Las calamidades de la guerra se pueden graficar cuando se leen párrafos tristes pero literariamente bellos como el siguiente: «Para todos los que vivieron, aquel invierno que comenzó tan pronto, a finales de noviembre, fue inolvidable… En las ciudades escaseaban lugares donde la gente pudiera calentarse. El transporte de carbón y coque se paralizó. Los que tenían frío se morían de hambre, los que tenían hambre se morían de frío».

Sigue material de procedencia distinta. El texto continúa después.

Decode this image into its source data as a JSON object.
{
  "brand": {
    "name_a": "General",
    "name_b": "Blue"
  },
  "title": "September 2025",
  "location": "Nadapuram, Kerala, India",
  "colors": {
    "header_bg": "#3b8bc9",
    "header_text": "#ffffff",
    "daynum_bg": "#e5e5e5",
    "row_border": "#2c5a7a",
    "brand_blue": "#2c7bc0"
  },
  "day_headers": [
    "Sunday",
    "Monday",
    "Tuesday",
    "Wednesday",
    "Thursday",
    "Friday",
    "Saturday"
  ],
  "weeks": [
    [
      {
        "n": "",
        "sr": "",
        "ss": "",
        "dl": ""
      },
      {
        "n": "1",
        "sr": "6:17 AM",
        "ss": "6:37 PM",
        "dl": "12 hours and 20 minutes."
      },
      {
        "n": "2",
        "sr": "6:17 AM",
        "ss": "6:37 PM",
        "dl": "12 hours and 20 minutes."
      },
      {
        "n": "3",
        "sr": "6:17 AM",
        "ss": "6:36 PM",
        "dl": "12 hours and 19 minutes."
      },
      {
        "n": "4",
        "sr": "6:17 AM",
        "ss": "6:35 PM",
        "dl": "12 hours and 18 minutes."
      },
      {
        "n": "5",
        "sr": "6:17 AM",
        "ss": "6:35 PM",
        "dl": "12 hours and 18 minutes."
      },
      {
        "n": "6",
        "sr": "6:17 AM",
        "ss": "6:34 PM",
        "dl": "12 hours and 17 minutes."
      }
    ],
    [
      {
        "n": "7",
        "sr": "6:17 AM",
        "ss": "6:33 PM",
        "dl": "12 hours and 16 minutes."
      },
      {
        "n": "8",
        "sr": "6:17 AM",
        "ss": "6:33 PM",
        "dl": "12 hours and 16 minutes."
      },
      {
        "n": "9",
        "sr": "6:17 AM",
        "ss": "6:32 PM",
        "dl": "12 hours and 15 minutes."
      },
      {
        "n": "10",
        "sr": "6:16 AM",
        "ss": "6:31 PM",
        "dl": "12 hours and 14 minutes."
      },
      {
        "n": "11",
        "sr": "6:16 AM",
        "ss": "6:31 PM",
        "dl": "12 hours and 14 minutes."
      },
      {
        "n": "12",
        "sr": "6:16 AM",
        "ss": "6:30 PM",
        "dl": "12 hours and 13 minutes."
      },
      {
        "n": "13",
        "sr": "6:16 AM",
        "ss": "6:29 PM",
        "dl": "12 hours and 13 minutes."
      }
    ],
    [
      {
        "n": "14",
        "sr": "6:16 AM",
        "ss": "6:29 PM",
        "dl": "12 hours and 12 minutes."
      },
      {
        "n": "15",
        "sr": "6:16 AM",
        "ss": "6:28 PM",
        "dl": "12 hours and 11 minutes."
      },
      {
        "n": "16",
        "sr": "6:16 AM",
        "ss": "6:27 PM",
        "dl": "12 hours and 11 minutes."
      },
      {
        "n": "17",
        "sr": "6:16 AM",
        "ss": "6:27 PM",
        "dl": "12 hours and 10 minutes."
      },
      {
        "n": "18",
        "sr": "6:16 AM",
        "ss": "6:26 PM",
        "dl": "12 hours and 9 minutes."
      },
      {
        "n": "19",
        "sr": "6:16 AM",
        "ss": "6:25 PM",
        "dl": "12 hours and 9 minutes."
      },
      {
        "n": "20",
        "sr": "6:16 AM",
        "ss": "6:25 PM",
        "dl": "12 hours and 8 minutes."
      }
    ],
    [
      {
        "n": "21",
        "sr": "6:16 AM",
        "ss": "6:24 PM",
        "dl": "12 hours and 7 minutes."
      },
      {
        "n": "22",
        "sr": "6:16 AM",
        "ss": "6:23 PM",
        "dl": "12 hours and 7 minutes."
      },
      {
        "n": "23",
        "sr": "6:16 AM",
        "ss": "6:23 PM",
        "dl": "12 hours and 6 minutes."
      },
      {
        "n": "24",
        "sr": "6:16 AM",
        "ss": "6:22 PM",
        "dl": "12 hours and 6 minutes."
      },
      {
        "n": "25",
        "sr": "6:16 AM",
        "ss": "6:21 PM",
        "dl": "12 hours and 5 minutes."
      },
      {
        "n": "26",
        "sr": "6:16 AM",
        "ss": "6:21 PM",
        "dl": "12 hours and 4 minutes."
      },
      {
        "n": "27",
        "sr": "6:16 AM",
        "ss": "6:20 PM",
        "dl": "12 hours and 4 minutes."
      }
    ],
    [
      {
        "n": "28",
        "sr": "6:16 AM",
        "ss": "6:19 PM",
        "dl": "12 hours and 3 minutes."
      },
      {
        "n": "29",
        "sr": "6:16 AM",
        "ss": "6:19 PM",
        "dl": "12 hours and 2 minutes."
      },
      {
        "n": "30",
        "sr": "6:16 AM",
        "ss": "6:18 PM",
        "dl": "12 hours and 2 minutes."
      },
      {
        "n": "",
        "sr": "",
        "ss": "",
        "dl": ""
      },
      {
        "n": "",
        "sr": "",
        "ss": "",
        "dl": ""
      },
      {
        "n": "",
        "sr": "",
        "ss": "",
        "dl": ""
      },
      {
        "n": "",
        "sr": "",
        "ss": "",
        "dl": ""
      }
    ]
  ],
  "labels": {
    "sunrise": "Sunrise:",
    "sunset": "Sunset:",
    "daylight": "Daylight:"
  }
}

En la postrimería de la obra explica los dolores de su madre que padecía cáncer, el cual había sido irradiado en sesiones múltiples y secuenciales. Mientras el poeta dominicano Osvaldo Bazil se inspira en su amante y escribe su poema Ella, Gunter Grass lo hace en prosa de esta hermosa manera para referirse a su adorada mamá: «ella, que tocaba con todos los dedos lentamente obras que se deslizaban en el piano y que, para mí, colocaba lomo con lomo libros que ella no leía, ella, de cuyos tres hermanos sólo quedó lo que apenas llenaba una maleta mediana, y que veía a sus hermanos seguir viviendo en mi… ella, que echaba para mí azúcar en la yema de huevo, ella que se reía cuando yo mordía el jabón, ella, que creía en mí, su niño de la suerte  por lo que abría siempre por el mismo sitio el informe anual de la Academia de Bellas Artes, ella, que a mí, su hijito, se lo dio todo y del que recibió poco, ella que es mi valle de alegrías y lágrimas y que, en cuanto escribía como antes y escribo ahora, sigue mirando tras su muerte por encima de mi hombro y dice <<borra eso, es feo>>  pero sólo rara vez le hacía caso y, si lo hacía, demasiado tarde, ella, que me dio luz con dolores y con dolores me liberó al morir, para que escribiera y escribiera, ella, a la que, en papel todavía blanco, quisiera besar hasta despertarla, para que se viniera conmigo, sólo conmigo de viaje y viera cosas bonitas, sólo bonitas y pudiera decir por fin: <<Que haya podido ver todavía eso, tan bonito, tan bonito…>>, ella, mi madre, murió el 24 de enero de 1954. Yo, sin embargo, la lloré más tarde, mucho más tarde».

Se cierra el libro con este breve y reflexivo párrafo final: «Así viví en adelante, de página en página y entre libro y libro. Sin embargo, permanecí interiormente rico en figuras. Pero para hablar de eso faltan cebollas y ganas».